To anyone dazzled by the idea of a marriage of capitalist self-interest and caring for others, the words of Friedrich Engels, from a piece called “To the House of Rothschild” in the Deutsche-Brüsseler-Zeitung in 1847, are worth recollecting. Here Engels deconstructs Karl Beck’s poem “To the House of Rothschild” to construct a searing critique of philanthrophy. (The Rothschild dynasty established their banking business in the 1760s, and by the nineteenth century had accumulated the greatest private wealth in the world.)

Haus_der_Rotschilds_in_der_frankfurter_Judengasse
(Wikimedia Commons)

Engels remarks of Beck’s poem:

“It is not the destruction of Rothschild’s real power, of the social conditions on which it is based, which the poet threatens; he merely desires it to be humanely applied. He laments that bankers are not socialist philanthropists, not enthusiasts for an ideal, not benefactors of mankind [sic], but just – bankers. Beck sings of the cowardly petty-bourgeois wretchedness, of the “poor man”, the pauvre honteux with his poor, pious and contradictory wishes of the “little man” in all his manifestations, and not of the proud, threatening, and revolutionary proletarian. The threats and reproaches which Beck showers on the house of Rothschild, sound, for all his good intentions, even more farcical to the reader than a Capuchin’s sermon. They are founded on the most infantile illusion about the power of the Rothschilds, on total ignorance of the connection between this power and existing conditions, and on a complete misapprehension about the means which the Rothschilds had to use to acquire power and to retain power.”

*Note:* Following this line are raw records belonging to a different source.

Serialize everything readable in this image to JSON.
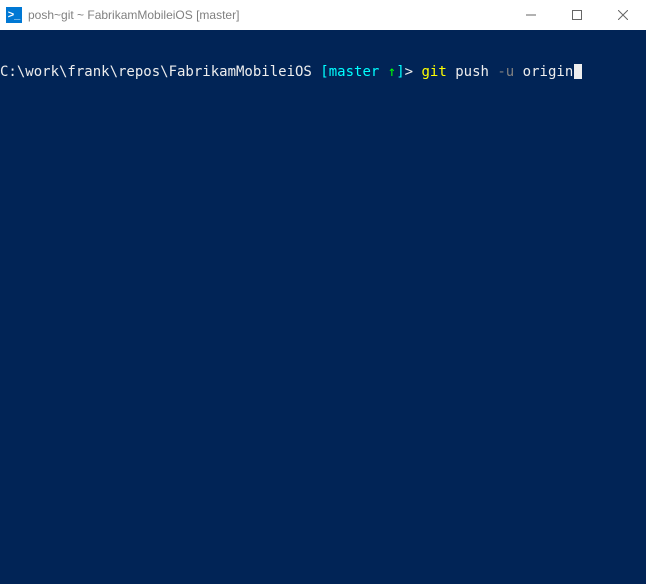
{
  "titlebar": {
    "icon_glyph": ">_",
    "title": "posh~git ~ FabrikamMobileiOS [master]"
  },
  "prompt": {
    "path": "C:\\work\\frank\\repos\\FabrikamMobileiOS ",
    "branch_open": "[",
    "branch_name": "master ",
    "branch_arrow": "↑",
    "branch_close": "]",
    "prompt_char": "> ",
    "cmd": "git",
    "sp1": " ",
    "arg1": "push ",
    "flag": "-u",
    "sp2": " ",
    "arg2": "origin"
  }
}
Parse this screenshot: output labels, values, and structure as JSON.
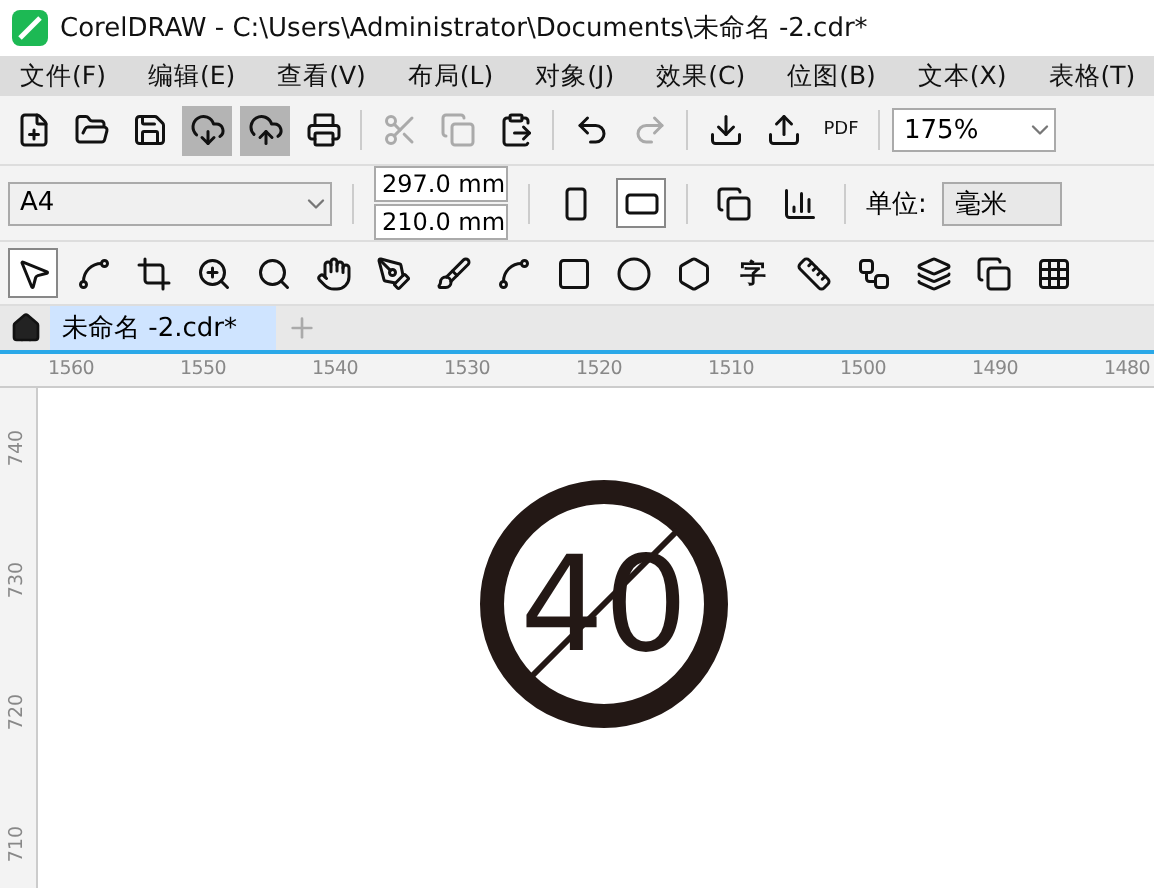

Engels continues, citing extracts from Beck’s poem:

“The rule of gold obeys your whims
. . . . . . . . . . . . . . . . .
Oh, would your works could be as splendid
And your heart as great as is your power! (p. 4).

It is a pity that Rothschild has the power and our poet the heart.

[…]

You occupied in eloquence the teacher’s chair,
Attentively the rich sat as your pupils;
Your task: to lead them out into the world,
Your role: to he their conscience.
They have gone wild – and you looked on,
They are corrupted – and yours is the blame (p. 27).

So Lord Rothschild could have prevented the development of trade and industry, competition, the concentration of property, the national debt and agiotage, in short, the whole development of modern bourgeois society, if only he had had somewhat more conscience. It really requires toute la désolante naïveté de la poésie allemande [all the utterly depressing naivety of German poetry] for one to dare to publish such nursery tales. Rothschild is turned into a regular Aladdin.”